Imagine-t-on une justice qui se tromperait 3 fois sur 4 ?

Et pourtant…

Plus que les facteurs antérieurs ou les diagnostiques Diafoirus, une étude du gouvernement canadien a montré que la récidive dépendait essentiellement, non pas du passé du détenu, mais des conditions de sa réinsertion, du suivi de son traitement et son accueil fait par la collectivité.

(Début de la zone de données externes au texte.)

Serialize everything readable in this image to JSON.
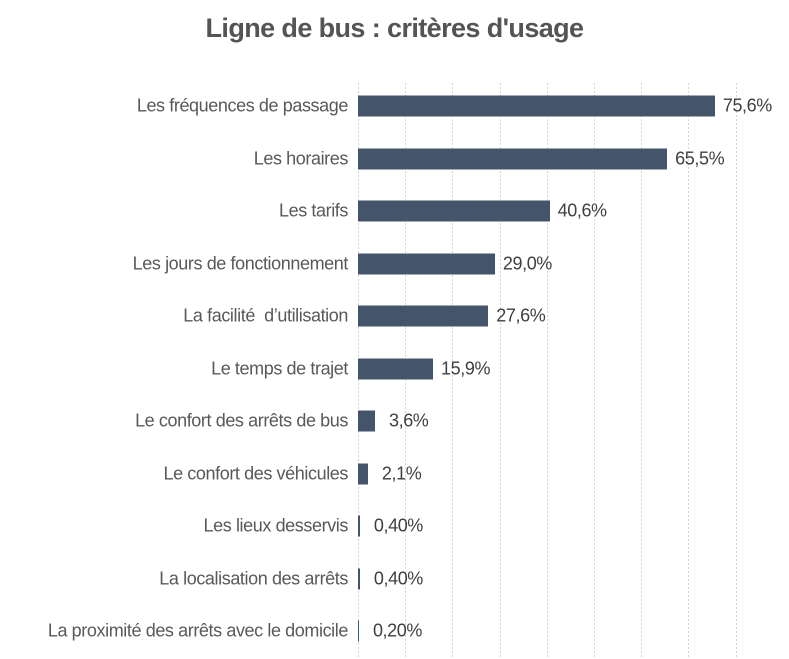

Alors cela fait peut-être démodé et angélique de parler de réinsertion, il n’empêche que c’est peut-être plus efficace que la politique qui a été conduite depuis 30 ans qui nous a menés dans le mur : Les peines et le nombre de détenus ont doublé en France ces 30 dernières années.
Le nombre de Travaux d’Intérêts généraux prononcés stagne.
La France est toujours dans les derniers rangs d’utilisation de la libération conditionnelle, et ce chiffre continue de baisser.
Et pour quels résultats ?

Plutôt que de préparer un trentième projet de loi urgent sur la récidive ou de réforme de l’ordonnance de 45, dont le mot d’ordre serait une fois de plus « Taper plus, taper plus fort », le gouvernement devrait enfin réfléchir à une véritable politique de sécurité qui ne mépriserait pas la prévention et la réinsertion.
Nous attendons toujours le contrôleur général des lieux de privation de liberté promis pour la fin de l’an dernier.
Nous attendons toujours la loi pénitentiaire promise pour l’an dernier. Nous attendons enfin une vraie politique sur les aménagements de peine.
Mais nous pouvons malheureusement attendre longtemps pour une véritable politique qui ne confonde pas sécurité et répression, et qui n’oublie pas, ni la prévention, ni la réinsertion.